А потом я почувствовал, как меня обволакивает их энергия. Это было, словно прикосновение любящего человека, который говорит без слов: «Будь таким, как я хочу». Ну да, за власть тоже приходится платить… Я прильнул к Андромахе, матери моей, прижался к ее груди, — но мне ответили руки актера Артемидора. И когда он мял меня, как воск, добиваясь нашего полного единства, я понял, что тот многоглавый возлюбленный захватил и его; через обе наши кожи оно чувствовалось. Но отец оставался при этом непорочен и чист. Он не продавался, он щедро отдавал любовь за любовь.
Пришел Вестник; сказал, что меня должны убить. Я помнил, что не должен обращать внимания на него; но решил, что надо проявить сочувствие к матери, и потому погладил мертвые волосы маски. И услышал, как волной поднялись вздохи и плач в толпе. Особенно там, где сидели гетеры: им хорошо поплакать слаще, чем инжиру поесть… Но прошло еще несколько лет, прежде чем я стал их искать.
Когда Вестник увел меня умирать, я думал весь народ за кулисами кинется хвалить и поздравлять, но никто меня не встречал; только помощник костюмера прибежал в спешке, чтобы раздеть догола и нарисовать на мне кровавые раны. Отец, ушедший со сцены вскоре после меня, подбежал, похлопал по голому пузу, сказал «Молодец!» — и умчался переодеваться. Между Андромахой и Еленой времени чуть, а там кроме платья еще и драгоценностей гора. Наряд Елены всегда великолепен, чтобы выделить ее из остальных пленниц. Маска ее была раскрашена очень тонко, а на волосах позолоченный венец. Отец ушел обратно на сцену, и я услышал его новый голос, — нежный, вкрадчивый и лживый, — отвечавший разгневанному Менелаю.
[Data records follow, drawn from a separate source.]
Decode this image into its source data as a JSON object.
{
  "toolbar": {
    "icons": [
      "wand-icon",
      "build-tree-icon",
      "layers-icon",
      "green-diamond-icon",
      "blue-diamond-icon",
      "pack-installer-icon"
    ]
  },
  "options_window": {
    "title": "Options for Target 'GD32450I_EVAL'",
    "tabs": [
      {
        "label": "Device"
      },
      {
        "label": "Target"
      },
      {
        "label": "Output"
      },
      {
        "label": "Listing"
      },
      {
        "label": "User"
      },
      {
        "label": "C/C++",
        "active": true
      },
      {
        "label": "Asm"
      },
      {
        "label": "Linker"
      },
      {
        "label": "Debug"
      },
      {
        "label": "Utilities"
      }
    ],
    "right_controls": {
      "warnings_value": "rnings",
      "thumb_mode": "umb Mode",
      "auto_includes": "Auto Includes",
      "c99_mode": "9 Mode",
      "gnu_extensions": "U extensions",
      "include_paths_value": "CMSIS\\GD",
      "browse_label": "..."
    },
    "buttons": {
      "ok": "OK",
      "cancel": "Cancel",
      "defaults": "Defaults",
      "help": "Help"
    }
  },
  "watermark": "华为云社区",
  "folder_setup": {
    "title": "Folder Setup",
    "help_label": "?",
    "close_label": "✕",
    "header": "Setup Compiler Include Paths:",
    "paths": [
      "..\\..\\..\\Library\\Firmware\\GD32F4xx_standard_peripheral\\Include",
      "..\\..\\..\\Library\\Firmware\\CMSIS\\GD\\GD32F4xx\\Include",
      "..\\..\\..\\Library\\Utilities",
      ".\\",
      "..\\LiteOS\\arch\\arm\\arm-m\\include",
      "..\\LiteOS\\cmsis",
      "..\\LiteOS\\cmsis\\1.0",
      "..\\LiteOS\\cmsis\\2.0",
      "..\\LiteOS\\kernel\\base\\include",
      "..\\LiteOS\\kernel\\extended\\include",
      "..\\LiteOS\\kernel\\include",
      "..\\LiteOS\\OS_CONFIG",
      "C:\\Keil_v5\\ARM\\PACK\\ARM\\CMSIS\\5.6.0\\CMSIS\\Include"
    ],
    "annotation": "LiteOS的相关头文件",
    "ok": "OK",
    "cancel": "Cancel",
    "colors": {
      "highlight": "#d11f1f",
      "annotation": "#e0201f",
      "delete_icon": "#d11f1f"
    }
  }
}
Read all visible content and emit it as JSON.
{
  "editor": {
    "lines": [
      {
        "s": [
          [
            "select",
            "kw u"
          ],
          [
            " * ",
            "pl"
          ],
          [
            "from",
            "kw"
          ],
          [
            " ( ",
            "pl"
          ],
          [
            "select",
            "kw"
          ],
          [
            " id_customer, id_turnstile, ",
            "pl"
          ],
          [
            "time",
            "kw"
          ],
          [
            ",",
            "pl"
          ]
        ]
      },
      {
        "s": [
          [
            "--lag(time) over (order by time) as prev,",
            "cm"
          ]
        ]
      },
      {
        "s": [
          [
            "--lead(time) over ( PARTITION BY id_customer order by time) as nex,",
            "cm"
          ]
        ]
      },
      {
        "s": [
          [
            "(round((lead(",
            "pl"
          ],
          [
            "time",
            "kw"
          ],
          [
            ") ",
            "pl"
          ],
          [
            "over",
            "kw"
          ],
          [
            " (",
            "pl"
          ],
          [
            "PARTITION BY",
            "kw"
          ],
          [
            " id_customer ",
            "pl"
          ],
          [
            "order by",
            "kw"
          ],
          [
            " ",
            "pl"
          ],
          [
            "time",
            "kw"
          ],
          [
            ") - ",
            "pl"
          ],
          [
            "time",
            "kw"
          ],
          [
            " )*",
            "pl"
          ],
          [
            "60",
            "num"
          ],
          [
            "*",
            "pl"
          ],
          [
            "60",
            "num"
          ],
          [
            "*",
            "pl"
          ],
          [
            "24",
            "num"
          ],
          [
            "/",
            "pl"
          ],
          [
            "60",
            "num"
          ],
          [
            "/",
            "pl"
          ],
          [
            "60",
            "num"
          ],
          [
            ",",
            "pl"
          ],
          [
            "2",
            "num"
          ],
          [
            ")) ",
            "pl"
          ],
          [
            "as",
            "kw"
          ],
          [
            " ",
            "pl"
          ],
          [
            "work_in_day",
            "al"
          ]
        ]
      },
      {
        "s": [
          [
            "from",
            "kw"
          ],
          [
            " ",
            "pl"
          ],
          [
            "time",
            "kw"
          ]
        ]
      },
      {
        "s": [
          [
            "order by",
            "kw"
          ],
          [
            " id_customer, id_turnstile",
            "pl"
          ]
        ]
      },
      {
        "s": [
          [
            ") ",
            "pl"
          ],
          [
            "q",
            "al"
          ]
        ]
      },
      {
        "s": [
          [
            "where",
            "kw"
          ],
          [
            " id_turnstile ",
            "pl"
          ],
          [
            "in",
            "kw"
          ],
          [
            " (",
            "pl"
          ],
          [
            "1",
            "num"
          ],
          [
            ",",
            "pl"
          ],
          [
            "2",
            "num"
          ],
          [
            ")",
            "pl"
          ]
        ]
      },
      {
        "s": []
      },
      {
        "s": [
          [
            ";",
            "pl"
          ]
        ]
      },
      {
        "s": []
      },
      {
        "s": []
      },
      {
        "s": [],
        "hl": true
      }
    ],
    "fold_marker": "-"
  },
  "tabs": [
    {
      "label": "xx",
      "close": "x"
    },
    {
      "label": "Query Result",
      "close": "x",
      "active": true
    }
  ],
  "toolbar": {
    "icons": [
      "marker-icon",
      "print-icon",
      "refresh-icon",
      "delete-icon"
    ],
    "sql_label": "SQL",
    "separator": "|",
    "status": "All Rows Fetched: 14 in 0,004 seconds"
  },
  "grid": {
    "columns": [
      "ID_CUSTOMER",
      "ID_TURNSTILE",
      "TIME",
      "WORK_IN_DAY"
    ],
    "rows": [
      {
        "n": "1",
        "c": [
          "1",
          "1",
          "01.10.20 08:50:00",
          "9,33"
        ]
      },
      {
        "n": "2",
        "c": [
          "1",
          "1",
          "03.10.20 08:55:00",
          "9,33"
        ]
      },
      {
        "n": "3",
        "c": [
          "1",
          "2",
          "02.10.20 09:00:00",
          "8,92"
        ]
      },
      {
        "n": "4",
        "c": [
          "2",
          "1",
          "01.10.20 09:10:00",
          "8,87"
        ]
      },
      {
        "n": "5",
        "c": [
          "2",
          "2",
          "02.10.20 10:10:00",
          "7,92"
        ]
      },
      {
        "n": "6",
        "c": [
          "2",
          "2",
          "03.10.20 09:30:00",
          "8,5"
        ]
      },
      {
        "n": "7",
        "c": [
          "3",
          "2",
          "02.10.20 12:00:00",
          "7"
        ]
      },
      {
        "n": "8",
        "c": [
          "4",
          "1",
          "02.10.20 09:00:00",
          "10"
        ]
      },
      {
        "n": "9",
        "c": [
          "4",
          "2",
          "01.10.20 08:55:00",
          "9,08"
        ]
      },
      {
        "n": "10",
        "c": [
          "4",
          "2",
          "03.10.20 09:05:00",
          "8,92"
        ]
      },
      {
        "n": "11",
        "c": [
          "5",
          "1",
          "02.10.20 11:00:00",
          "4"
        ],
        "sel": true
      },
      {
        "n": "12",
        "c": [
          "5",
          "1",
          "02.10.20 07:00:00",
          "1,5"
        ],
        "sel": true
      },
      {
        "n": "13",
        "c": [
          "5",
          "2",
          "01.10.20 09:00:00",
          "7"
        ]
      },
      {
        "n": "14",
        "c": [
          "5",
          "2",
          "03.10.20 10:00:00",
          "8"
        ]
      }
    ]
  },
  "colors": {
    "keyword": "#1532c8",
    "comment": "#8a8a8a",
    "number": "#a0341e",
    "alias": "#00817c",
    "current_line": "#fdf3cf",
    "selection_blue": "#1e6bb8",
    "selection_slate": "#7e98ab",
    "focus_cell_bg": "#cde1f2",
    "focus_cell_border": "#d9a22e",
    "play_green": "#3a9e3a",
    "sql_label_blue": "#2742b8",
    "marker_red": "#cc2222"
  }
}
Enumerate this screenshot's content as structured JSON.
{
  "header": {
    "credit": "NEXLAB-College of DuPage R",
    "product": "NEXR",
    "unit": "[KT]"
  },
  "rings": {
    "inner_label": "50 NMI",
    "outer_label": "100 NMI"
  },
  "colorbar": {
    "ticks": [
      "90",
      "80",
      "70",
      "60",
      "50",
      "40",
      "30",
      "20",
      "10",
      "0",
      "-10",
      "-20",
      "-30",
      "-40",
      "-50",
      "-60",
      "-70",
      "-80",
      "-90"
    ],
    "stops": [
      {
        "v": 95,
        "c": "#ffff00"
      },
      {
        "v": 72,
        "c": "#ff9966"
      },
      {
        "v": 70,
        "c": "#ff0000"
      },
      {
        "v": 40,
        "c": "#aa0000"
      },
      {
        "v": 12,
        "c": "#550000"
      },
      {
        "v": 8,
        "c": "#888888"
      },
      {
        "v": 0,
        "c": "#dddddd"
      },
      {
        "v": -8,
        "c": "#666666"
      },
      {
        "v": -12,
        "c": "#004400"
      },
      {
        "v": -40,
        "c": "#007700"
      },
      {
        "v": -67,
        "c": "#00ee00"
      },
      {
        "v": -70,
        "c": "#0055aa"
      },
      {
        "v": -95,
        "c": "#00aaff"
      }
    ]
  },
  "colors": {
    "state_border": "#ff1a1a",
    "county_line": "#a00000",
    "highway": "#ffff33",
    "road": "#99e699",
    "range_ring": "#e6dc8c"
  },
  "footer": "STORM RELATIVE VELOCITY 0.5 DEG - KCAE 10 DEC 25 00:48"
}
Вскоре послышалась реплика, по которой меня, мертвого, надо вносить на сцену. Меня положили на щит, во весь рост, двое статистов его подняли… День был теплый, но ветер щекотал кожу, и лежать плоско, расслабленно, как мне говорили, оказалось не просто; я старался изо всех сил. Хор громко пропел моей бабушке Гекубе ужасную новость о гибели внука, Вестник долго рассказывал о моей смерти; а я лежал с закрытыми глазами и молился Дионису, чтобы не дал мне чихнуть. Потом была пауза, бесконечной казалась, потому что я не видел ничего. Весь театр замер, дыхание затаил. И тут, прямо возле меня, ужасающий низкий голос произнес:
Сюда его кладите щит! Увы!..
Эту сцену я репетировал много раз, но не с Гекубой. Мне надо было только лежать неподвижно; но то был Кройс, первый актер. Он был тогда в расцвете сил и славы; и вполне естественно, что не считал себя обязанным наставлять ребятишек. Раньше я его вообще не видел, только маску.
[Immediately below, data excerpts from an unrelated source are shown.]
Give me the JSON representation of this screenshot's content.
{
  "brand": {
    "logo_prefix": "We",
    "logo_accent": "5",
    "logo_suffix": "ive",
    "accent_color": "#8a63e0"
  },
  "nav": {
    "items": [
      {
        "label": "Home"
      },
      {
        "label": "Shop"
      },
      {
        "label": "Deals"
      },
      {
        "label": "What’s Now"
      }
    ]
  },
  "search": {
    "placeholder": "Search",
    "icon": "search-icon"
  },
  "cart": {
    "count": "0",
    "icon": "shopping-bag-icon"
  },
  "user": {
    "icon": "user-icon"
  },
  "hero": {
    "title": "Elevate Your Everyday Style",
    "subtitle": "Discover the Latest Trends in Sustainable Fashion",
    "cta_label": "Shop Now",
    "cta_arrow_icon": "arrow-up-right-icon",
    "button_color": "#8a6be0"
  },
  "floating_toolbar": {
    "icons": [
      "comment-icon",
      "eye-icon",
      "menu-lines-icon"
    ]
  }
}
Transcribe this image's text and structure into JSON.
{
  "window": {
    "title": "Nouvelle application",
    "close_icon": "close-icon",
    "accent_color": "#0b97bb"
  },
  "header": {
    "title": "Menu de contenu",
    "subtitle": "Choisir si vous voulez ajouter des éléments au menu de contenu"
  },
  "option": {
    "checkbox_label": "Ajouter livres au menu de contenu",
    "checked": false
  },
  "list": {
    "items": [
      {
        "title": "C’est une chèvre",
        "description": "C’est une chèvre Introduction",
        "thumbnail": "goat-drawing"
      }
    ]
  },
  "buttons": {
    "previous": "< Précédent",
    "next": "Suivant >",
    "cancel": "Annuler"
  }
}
Конечно, я его уже слышал, когда он с Андромахой рыдал; но то была их сцена, а мне надо было думать о своей. Теперь же его голос пронизывал меня насквозь, у меня по позвоночнику мороз пошел. Я забыл, что это меня оплакивают, и ничего не мог с собой поделать.
Там не было слащавой слезливости; обнаженную гордость повергли в отчаяние, какого она и представить себе не могла. В глубине бездны открывается новая бездна, и всё-таки душа живет, продолжает чувствовать… Голову мне тронули холодные руки. А на скамьях было так тихо, что я хорошо слышал воркованье голубя где-то в соснах снаружи.
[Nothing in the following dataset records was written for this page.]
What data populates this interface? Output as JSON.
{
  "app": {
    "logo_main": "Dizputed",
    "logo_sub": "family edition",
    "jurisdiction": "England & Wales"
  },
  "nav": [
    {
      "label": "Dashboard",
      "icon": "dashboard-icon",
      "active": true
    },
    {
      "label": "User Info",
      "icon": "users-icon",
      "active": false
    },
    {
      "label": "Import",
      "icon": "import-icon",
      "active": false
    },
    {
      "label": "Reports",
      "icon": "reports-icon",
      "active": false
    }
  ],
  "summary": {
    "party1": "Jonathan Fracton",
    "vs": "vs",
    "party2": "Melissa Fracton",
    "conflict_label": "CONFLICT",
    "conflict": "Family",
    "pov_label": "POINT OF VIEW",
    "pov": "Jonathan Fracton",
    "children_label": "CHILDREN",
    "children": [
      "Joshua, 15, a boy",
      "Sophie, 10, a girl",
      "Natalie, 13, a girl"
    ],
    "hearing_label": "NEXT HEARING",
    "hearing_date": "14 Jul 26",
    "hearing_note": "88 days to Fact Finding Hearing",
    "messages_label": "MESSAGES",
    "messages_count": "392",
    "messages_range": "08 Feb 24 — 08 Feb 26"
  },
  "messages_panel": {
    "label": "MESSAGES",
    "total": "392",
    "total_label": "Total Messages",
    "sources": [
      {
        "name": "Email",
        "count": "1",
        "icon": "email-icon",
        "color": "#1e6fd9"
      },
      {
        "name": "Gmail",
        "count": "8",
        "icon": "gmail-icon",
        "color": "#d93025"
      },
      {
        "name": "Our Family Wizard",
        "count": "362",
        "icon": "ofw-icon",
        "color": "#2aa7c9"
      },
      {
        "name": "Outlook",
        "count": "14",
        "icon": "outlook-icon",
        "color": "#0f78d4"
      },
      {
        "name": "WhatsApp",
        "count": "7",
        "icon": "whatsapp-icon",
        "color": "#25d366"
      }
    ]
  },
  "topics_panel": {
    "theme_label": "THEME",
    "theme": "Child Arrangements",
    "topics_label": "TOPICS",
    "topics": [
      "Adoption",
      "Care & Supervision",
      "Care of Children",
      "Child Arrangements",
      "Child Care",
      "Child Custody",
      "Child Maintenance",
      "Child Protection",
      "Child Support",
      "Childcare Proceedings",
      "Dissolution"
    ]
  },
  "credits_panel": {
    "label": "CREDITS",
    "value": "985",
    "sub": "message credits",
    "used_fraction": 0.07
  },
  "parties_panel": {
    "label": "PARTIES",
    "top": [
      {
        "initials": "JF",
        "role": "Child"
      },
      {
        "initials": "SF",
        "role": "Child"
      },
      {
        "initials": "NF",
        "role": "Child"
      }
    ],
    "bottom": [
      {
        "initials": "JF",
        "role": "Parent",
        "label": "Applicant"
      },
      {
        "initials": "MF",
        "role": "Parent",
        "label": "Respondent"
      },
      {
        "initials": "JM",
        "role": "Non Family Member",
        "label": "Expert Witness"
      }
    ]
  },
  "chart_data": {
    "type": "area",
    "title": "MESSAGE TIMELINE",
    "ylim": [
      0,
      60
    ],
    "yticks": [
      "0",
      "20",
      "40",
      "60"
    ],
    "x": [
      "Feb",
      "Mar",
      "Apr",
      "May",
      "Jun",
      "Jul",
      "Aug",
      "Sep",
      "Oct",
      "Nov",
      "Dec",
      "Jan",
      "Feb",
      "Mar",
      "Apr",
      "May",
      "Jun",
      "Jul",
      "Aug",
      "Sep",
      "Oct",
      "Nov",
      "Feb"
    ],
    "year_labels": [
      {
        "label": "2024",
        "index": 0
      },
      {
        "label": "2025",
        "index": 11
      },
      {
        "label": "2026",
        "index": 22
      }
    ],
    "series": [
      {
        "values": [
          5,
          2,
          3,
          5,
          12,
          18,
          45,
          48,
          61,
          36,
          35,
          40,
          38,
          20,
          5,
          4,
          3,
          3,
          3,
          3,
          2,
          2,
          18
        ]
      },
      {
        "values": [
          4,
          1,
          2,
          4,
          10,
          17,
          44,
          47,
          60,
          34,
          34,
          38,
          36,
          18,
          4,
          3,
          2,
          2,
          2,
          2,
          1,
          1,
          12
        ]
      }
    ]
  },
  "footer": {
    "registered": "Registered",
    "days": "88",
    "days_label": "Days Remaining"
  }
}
Мне еще не было семи тогда. Мне кажется, я помню; но, наверняка, в голове у меня смешались и обрывки других воспоминаний. Ведь потом я видел ту же роль в исполнении Теодора, Филемона, Феттала, да и сам ее играл… Но тот случай мне снился много раз, и много лет, поэтому я и запомнил некоторые детали, очень четко; например, как сверкало у меня перед прижмуренными глазами шитье на его платье, с каймой из ключей и роз. Когда я вспоминаю свои сны, ко мне приходит всё как было в тот день. Не скажу теперь, о чем я горевал в тот миг, в тишине, осенявшей Кройса словно победный венок. О Трое, о смертности человеческой, об отце?… Но отчетливо помню, как горло перехватило; и какой ужас меня обуял, когда я понял, что сейчас заплачу.
Глаза у меня горели. От страха горе стало еще сильнее. Я же вот-вот сорву постановку… Спонсор останется без приза; Кройс без венка; отцу никогда больше не дадут роли; мы нищенствовать будем ради куска хлеба… А после спектакля мне придется встретить эту ужасную Гекубу, без маски. Из закрытых глаз брызнули слезы, из носа потекло. Я только надеялся, что умру, или земля разверзнется, или скена загорится, прежде чем зарыдаю в голос.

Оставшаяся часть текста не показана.